Eine etwas günstigere digitale Entgiftungsmethode kommt seit 1. Oktober aus Deutschland. Ausgerechnet eine App „(Offtime)“ will Nutzern dabei helfen, einen gesunden Umgang mit der hypervernetzten Welt wiederzuerlangen. „Abschalten muss nicht Isolation bedeuten. Abschalten kann Gelegenheit sein, bestehende Beziehungen zu erneuern. Wir wollen Menschen den Dingen näherbringen, die ihnen wichtig sind. Außerdem wird die Produktivität bei der Arbeit gesteigert, wenn man nicht ständig von eingehenden Störungen abgelenkt wird“, sagt Michael Dettbar, einer der Gründer des Start-up-Unternehmens. Die App funktioniert relativ einfach: Für einen selbst festzulegenden Zeitraum blockiert der Service störende Benachrichtigungen sowie Anrufe und schränkt den Zugriff auf Anwendungen ein, die man als Versuchung empfindet. Für den Notfall kann der Anwender Telefonnummern bestimmen, die jederzeit durchgestellt werden.
Das Ziel ist also, erreichbar sein zu können, ohne auf Abruf stehen zu müssen. Die „Einfach Abschalten“-App trägt tatsächlich zur Erholung von der Arbeit bei, hat eine soeben veröffentlichte Studie des Instituts für Psychologie der Humboldt-Universität zu Berlin ergeben. In dieser wurde untersucht, inwieweit Verhaltensweisen im Umgang mit dem Handy aufgebrochen werden können. Bevor sie „(Offtime)“ nutzten, entsperrten die Probanden ihr Smartphone bis zu 63-mal am Tag. Mit den kontrollierten Auszeiten hatten sie deutlich weniger Stress, erholten sich schneller und waren insgesamt motivierter für die Arbeit, so die Ergebnisse der Studie.
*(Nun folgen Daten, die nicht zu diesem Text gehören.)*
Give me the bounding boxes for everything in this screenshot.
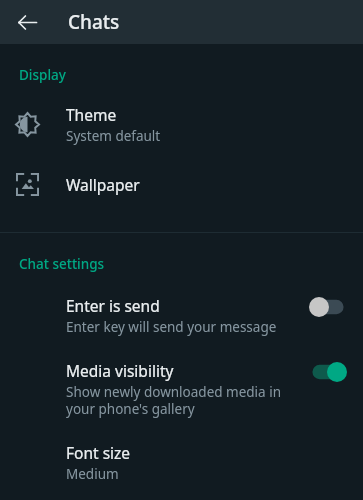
button[interactable]: Off [309,297,347,317]
button[interactable]: Back [9,4,45,40]
staticText: Enter key will send your message [66,318,277,336]
button[interactable]: Media visibility [0,348,363,430]
staticText: Chat settings [19,255,105,273]
staticText: Chats [68,9,120,35]
button[interactable]: On [309,362,347,382]
staticText: Display [19,66,66,84]
staticText: Show newly downloaded media in your phon… [66,383,281,418]
staticText: Medium [66,465,119,483]
button[interactable]: Wallpaper [0,159,363,210]
staticText: Media visibility [66,360,174,381]
button[interactable]: Font size [0,430,363,495]
button[interactable]: Theme [0,90,363,159]
staticText: Font size [66,442,131,463]
staticText: System default [66,127,161,145]
staticText: Theme [66,104,117,125]
staticText: Wallpaper [66,174,140,195]
button[interactable]: Enter is send [0,283,363,348]
staticText: Enter is send [66,295,160,316]
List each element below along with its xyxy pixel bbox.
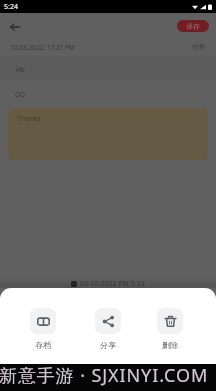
button[interactable]: 分享 [95, 308, 121, 350]
button[interactable]: 分类 [190, 41, 207, 53]
staticText: 删除 [162, 340, 178, 350]
staticText: 存档 [35, 340, 51, 350]
staticText: 5:24 [4, 2, 18, 12]
staticText: QQ [15, 90, 26, 99]
button[interactable]: 删除 [157, 308, 183, 350]
staticText: 保存 [186, 22, 200, 31]
staticText: 分享 [100, 340, 116, 350]
button[interactable]: 保存 [177, 20, 209, 32]
staticText: Hb [16, 65, 25, 74]
staticText: 10.03.2022, 17:21 PM [10, 43, 75, 52]
button[interactable]: 存档 [30, 308, 56, 350]
staticText: Thanks [17, 114, 41, 124]
staticText: 新意手游 · SJXINYI.COM [0, 363, 209, 388]
button[interactable]: Back [5, 17, 24, 36]
staticText: 03-10-2022 PM 5:23 [80, 279, 145, 289]
staticText: 分类 [192, 43, 205, 51]
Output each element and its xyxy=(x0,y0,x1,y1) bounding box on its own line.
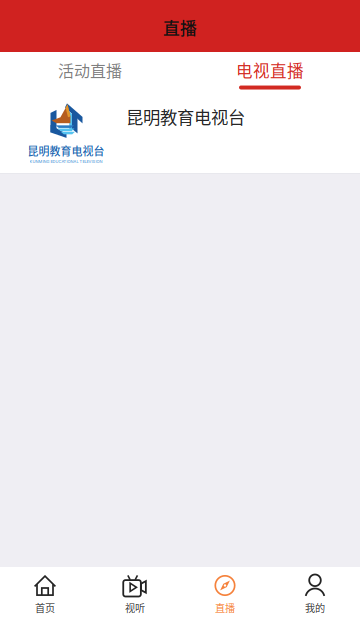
button[interactable]: 首页 xyxy=(0,567,90,620)
staticText: 直播 xyxy=(163,15,197,40)
staticText: KUNMING EDUCATIONAL TELEVISION xyxy=(30,159,102,164)
staticText: 首页 xyxy=(35,600,55,615)
staticText: 直播 xyxy=(215,600,235,615)
button[interactable]: 电视直播 xyxy=(180,52,360,91)
button[interactable]: 活动直播 xyxy=(0,52,180,91)
staticText: 我的 xyxy=(305,600,325,615)
button[interactable]: 视听 xyxy=(90,567,180,620)
button[interactable]: 我的 xyxy=(270,567,360,620)
staticText: 电视直播 xyxy=(236,58,304,82)
button[interactable]: 直播 xyxy=(180,567,270,620)
button[interactable]: 昆明教育电视台 xyxy=(0,91,360,173)
staticText: 昆明教育电视台 xyxy=(28,143,104,159)
staticText: 活动直播 xyxy=(58,58,122,82)
staticText: 昆明教育电视台 xyxy=(126,104,245,129)
staticText: 视听 xyxy=(125,600,145,615)
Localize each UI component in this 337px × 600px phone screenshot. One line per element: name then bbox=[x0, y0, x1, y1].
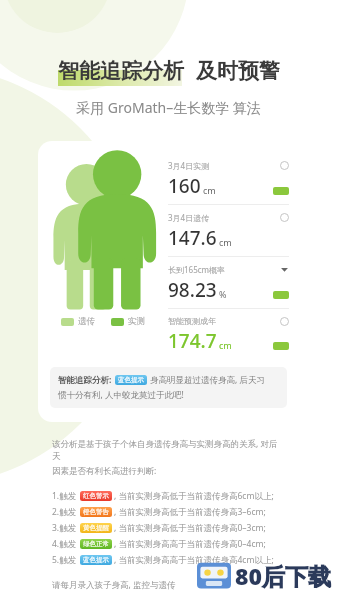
button[interactable]: 1.触发 bbox=[52, 488, 285, 504]
staticText: , 当前实测身高高于当前遗传身高4cm以上; bbox=[114, 554, 274, 566]
staticText: 采用 GroMath–生长数学 算法 bbox=[0, 98, 337, 117]
button[interactable]: 5.触发 bbox=[52, 552, 285, 568]
staticText: , 当前实测身高低于当前遗传身高6cm以上; bbox=[114, 490, 274, 502]
staticText: 绿色正常 bbox=[83, 540, 109, 548]
staticText: 身高明显超过遗传身高, 后天习 bbox=[150, 374, 265, 386]
button[interactable]: 黄色提醒 bbox=[80, 523, 112, 533]
staticText: 遗传 bbox=[78, 316, 95, 327]
staticText: 橙色警告 bbox=[83, 508, 109, 516]
staticText: 160 bbox=[168, 173, 201, 199]
button[interactable]: 橙色警告 bbox=[80, 507, 112, 517]
button[interactable]: 长到165cm概率 bbox=[168, 257, 289, 306]
staticText: 红色警示 bbox=[83, 492, 109, 500]
staticText: 智能预测成年 bbox=[168, 316, 280, 326]
staticText: 2.触发 bbox=[52, 506, 77, 518]
staticText: 3月4日遗传 bbox=[168, 212, 280, 223]
button[interactable]: 3.触发 bbox=[52, 520, 285, 536]
staticText: 惯十分有利, 人中蛟龙莫过于此吧! bbox=[58, 389, 184, 401]
staticText: 147.6 bbox=[168, 225, 217, 251]
staticText: 及时预警 bbox=[196, 58, 280, 84]
button[interactable]: 实测 bbox=[111, 316, 145, 327]
staticText: cm bbox=[203, 184, 216, 196]
staticText: cm bbox=[219, 236, 232, 248]
staticText: 98.23 bbox=[168, 277, 217, 303]
other: 信息 bbox=[280, 161, 289, 170]
staticText: cm bbox=[219, 339, 232, 351]
staticText: 174.7 bbox=[168, 328, 217, 354]
button[interactable] bbox=[273, 342, 289, 350]
staticText: 智能追踪分析: bbox=[58, 374, 112, 386]
staticText: 该分析是基于孩子个体自身遗传身高与实测身高的关系, 对后天 bbox=[52, 438, 285, 461]
staticText: 黄色提醒 bbox=[83, 524, 109, 532]
button[interactable]: 3月4日实测 bbox=[168, 153, 289, 202]
staticText: 1.触发 bbox=[52, 490, 77, 502]
staticText: 3月4日实测 bbox=[168, 160, 280, 171]
staticText: 蓝色提示 bbox=[118, 376, 144, 384]
staticText: 请每月录入孩子身高, 监控与遗传 bbox=[52, 579, 176, 591]
other: 信息 bbox=[280, 317, 289, 326]
button[interactable]: 智能预测成年 bbox=[168, 309, 289, 357]
staticText: 因素是否有利长高进行判断: bbox=[52, 465, 157, 477]
button[interactable]: 2.触发 bbox=[52, 504, 285, 520]
staticText: 80后下载 bbox=[235, 560, 331, 591]
button[interactable]: 蓝色提示 bbox=[115, 375, 147, 385]
button[interactable]: 绿色正常 bbox=[80, 539, 112, 549]
staticText: , 当前实测身高低于当前遗传身高3–6cm; bbox=[114, 506, 266, 518]
button[interactable]: 遗传 bbox=[38, 141, 299, 422]
button[interactable]: 红色警示 bbox=[80, 491, 112, 501]
staticText: 蓝色提示 bbox=[83, 556, 109, 564]
staticText: 4.触发 bbox=[52, 538, 77, 550]
button[interactable]: 蓝色提示 bbox=[80, 555, 112, 565]
button[interactable]: 3月4日遗传 bbox=[168, 205, 289, 254]
staticText: 3.触发 bbox=[52, 522, 77, 534]
staticText: 智能追踪分析 bbox=[58, 58, 184, 84]
button[interactable] bbox=[273, 187, 289, 195]
button[interactable]: 遗传 bbox=[61, 316, 95, 327]
staticText: , 当前实测身高低于当前遗传身高0–3cm; bbox=[114, 522, 266, 534]
staticText: % bbox=[219, 288, 227, 300]
other: 展开 bbox=[280, 265, 289, 274]
staticText: 5.触发 bbox=[52, 554, 77, 566]
staticText: 长到165cm概率 bbox=[168, 264, 280, 275]
button[interactable] bbox=[273, 291, 289, 299]
button[interactable]: 4.触发 bbox=[52, 536, 285, 552]
staticText: , 当前实测身高高于当前遗传身高0–4cm; bbox=[114, 538, 266, 550]
other: 信息 bbox=[280, 213, 289, 222]
staticText: 实测 bbox=[128, 316, 145, 327]
button[interactable]: 智能追踪分析: bbox=[50, 367, 287, 408]
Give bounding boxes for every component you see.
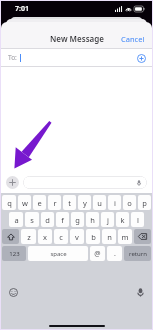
button[interactable]: j [101,212,114,227]
button[interactable]: e [33,195,46,210]
button[interactable]: t [63,195,76,210]
button[interactable]: Shift [2,229,19,244]
button[interactable]: f [56,212,69,227]
staticText: o [127,198,132,208]
staticText: q [7,198,12,208]
staticText: m [121,232,129,242]
button[interactable]: o [123,195,136,210]
button[interactable]: To: [1,49,152,66]
button[interactable]: space [28,246,88,261]
button[interactable]: . [107,246,122,261]
button[interactable]: 123 [2,246,26,261]
staticText: return [129,250,147,258]
button[interactable]: Dictate [23,176,147,189]
button[interactable]: r [48,195,61,210]
button[interactable]: u [93,195,106,210]
staticText: t [68,198,71,208]
staticText: . [114,249,116,259]
button[interactable]: l [131,212,144,227]
staticText: j [107,215,109,225]
staticText: p [142,198,147,208]
staticText: l [137,215,139,225]
button[interactable]: v [70,229,84,244]
staticText: d [45,215,50,225]
button[interactable]: Dictation [134,286,146,298]
button[interactable]: More apps [6,176,19,189]
staticText: i [114,198,116,208]
button[interactable]: s [25,212,39,227]
button[interactable]: return [124,246,151,261]
button[interactable]: Dictate [135,179,143,187]
button[interactable]: k [116,212,129,227]
button[interactable]: a [9,212,23,227]
button[interactable]: Emoji [7,286,19,298]
staticText: z [27,232,31,242]
button[interactable]: y [78,195,91,210]
staticText: g [75,215,80,225]
button[interactable]: b [86,229,100,244]
button[interactable]: h [86,212,99,227]
button[interactable]: Cancel [114,30,152,48]
staticText: 7:01 [15,4,29,14]
button[interactable]: n [102,229,116,244]
button[interactable]: g [71,212,84,227]
staticText: s [30,215,34,225]
staticText: x [43,232,47,242]
button[interactable]: x [38,229,52,244]
staticText: h [90,215,95,225]
button[interactable]: p [138,195,151,210]
staticText: b [91,232,96,242]
button[interactable]: @ [90,246,105,261]
staticText: 123 [9,250,20,258]
button[interactable]: m [118,229,132,244]
staticText: f [61,215,64,225]
button[interactable]: w [18,195,31,210]
button[interactable]: q [2,195,16,210]
staticText: w [22,198,28,208]
staticText: e [37,198,42,208]
staticText: New Message [50,33,104,44]
staticText: n [107,232,112,242]
staticText: @ [94,249,101,259]
staticText: y [83,198,87,208]
staticText: space [50,250,67,258]
staticText: u [97,198,102,208]
staticText: To: [8,53,17,62]
staticText: r [53,198,57,208]
button[interactable]: i [108,195,121,210]
button[interactable]: d [41,212,54,227]
staticText: c [59,232,63,242]
staticText: k [120,215,125,225]
staticText: Cancel [121,34,145,44]
button[interactable]: Backspace [134,229,151,244]
button[interactable]: Add contact [135,52,147,64]
button[interactable]: c [54,229,68,244]
staticText: v [75,232,79,242]
staticText: a [14,215,19,225]
button[interactable]: z [21,229,36,244]
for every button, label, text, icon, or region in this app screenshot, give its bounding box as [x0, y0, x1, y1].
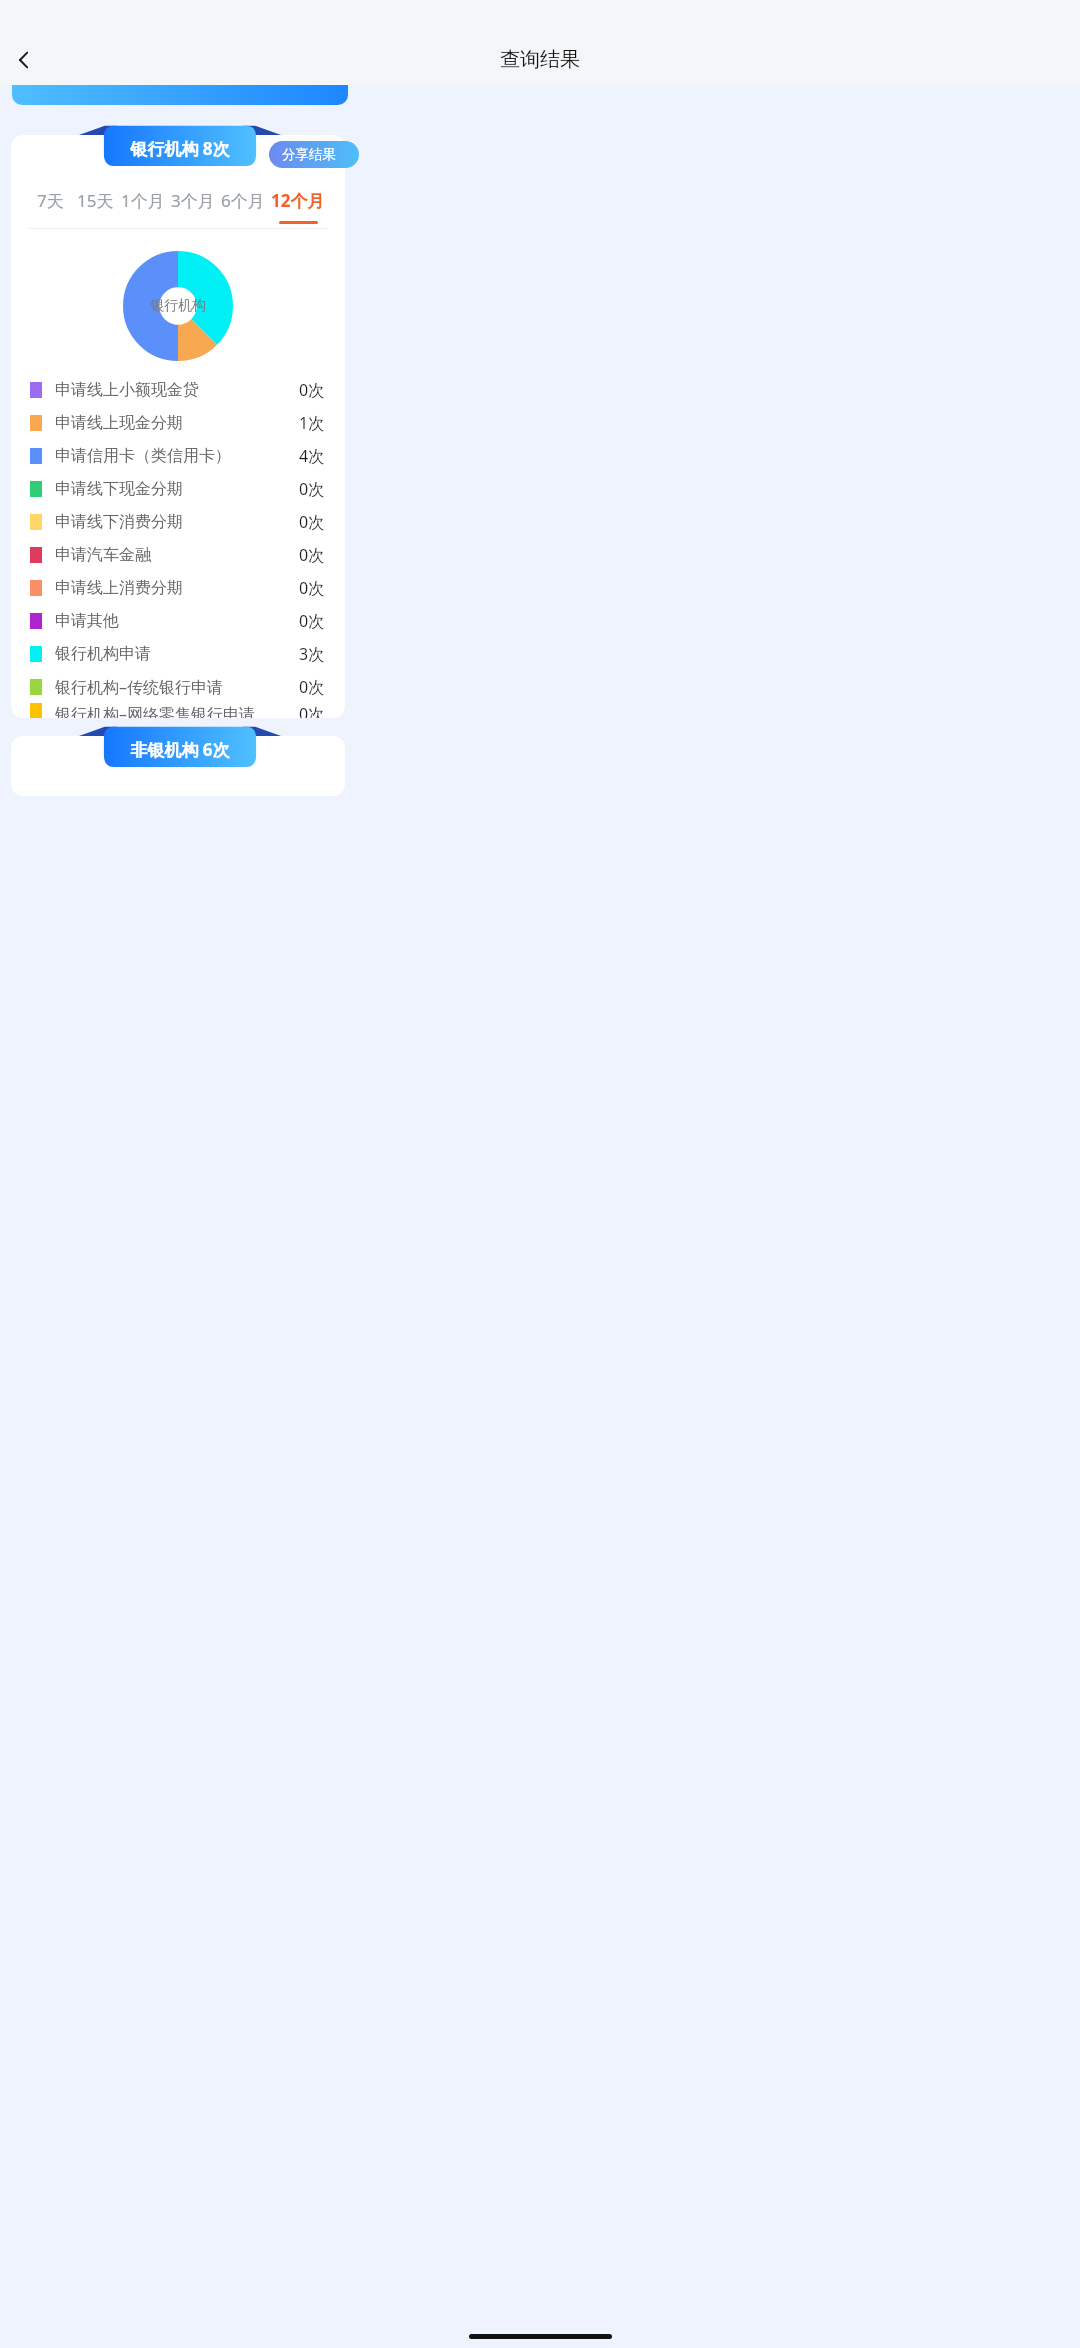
staticText: 4次 [299, 445, 325, 467]
staticText: 15天 [77, 189, 114, 212]
staticText: 0次 [299, 676, 325, 698]
staticText: 0次 [299, 610, 325, 632]
button[interactable]: Back [0, 36, 48, 84]
button[interactable]: 15天 [74, 185, 117, 228]
button[interactable]: 银行机构–网络零售银行申请 [11, 703, 345, 718]
staticText: 查询结果 [500, 47, 580, 72]
button[interactable]: 申请汽车金融 [11, 538, 345, 571]
staticText: 3次 [299, 643, 325, 665]
staticText: 12个月 [271, 189, 325, 212]
button[interactable]: 分享结果 [269, 141, 359, 168]
button[interactable]: 12个月 [269, 185, 327, 228]
button[interactable]: 银行机构–传统银行申请 [11, 670, 345, 703]
staticText: 申请线上现金分期 [55, 413, 183, 433]
staticText: 申请汽车金融 [55, 545, 151, 565]
staticText: 0次 [299, 577, 325, 599]
button[interactable]: 银行机构 8次 [79, 125, 281, 166]
staticText: 申请线下消费分期 [55, 512, 183, 532]
staticText: 7天 [37, 189, 64, 212]
staticText: 1个月 [121, 189, 165, 212]
button[interactable]: 6个月 [219, 185, 267, 228]
staticText: 申请线上消费分期 [55, 578, 183, 598]
staticText: 申请线上小额现金贷 [55, 380, 199, 400]
staticText: 分享结果 [282, 146, 336, 163]
staticText: 申请其他 [55, 611, 119, 631]
staticText: 0次 [299, 478, 325, 500]
staticText: 银行机构–传统银行申请 [55, 676, 224, 698]
staticText: 非银机构 6次 [130, 738, 230, 761]
staticText: 6个月 [221, 189, 265, 212]
button[interactable]: 申请线下消费分期 [11, 505, 345, 538]
button[interactable]: 申请线上消费分期 [11, 571, 345, 604]
staticText: 0次 [299, 544, 325, 566]
button[interactable]: 申请线上小额现金贷 [11, 373, 345, 406]
button[interactable]: 申请信用卡（类信用卡） [11, 439, 345, 472]
staticText: 银行机构 [150, 297, 206, 315]
staticText: 银行机构–网络零售银行申请 [55, 703, 256, 718]
button[interactable]: 申请线下现金分期 [11, 472, 345, 505]
button[interactable]: 申请线上现金分期 [11, 406, 345, 439]
button[interactable]: 7天 [29, 185, 72, 228]
staticText: 银行机构申请 [55, 644, 151, 664]
button[interactable]: 1个月 [119, 185, 167, 228]
button[interactable]: 3个月 [169, 185, 217, 228]
staticText: 0次 [299, 703, 325, 718]
button[interactable]: 银行机构申请 [11, 637, 345, 670]
staticText: 0次 [299, 511, 325, 533]
staticText: 3个月 [171, 189, 215, 212]
staticText: 0次 [299, 379, 325, 401]
staticText: 申请信用卡（类信用卡） [55, 446, 231, 466]
staticText: 银行机构 8次 [130, 137, 230, 160]
button[interactable]: 非银机构 6次 [79, 726, 281, 767]
button[interactable]: 申请其他 [11, 604, 345, 637]
staticText: 申请线下现金分期 [55, 479, 183, 499]
staticText: 1次 [299, 412, 325, 434]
Sprich: Technik hilft im Umgang mit der Technik.
Man kann sich dem ständigen Informationsbedürfnis natürlich auch einfach ergeben. In China, wo weltweit die meisten Smartphones verkauft werden, ist es so weit. In der Stadt Chongquing wurde eine extra Bürgersteig-Spur für Handy-User gebaut. So versucht man, Unfälle zu vermeiden, die von Menschen verursacht werden, weil sie beim Laufen ständig aufs Display starren.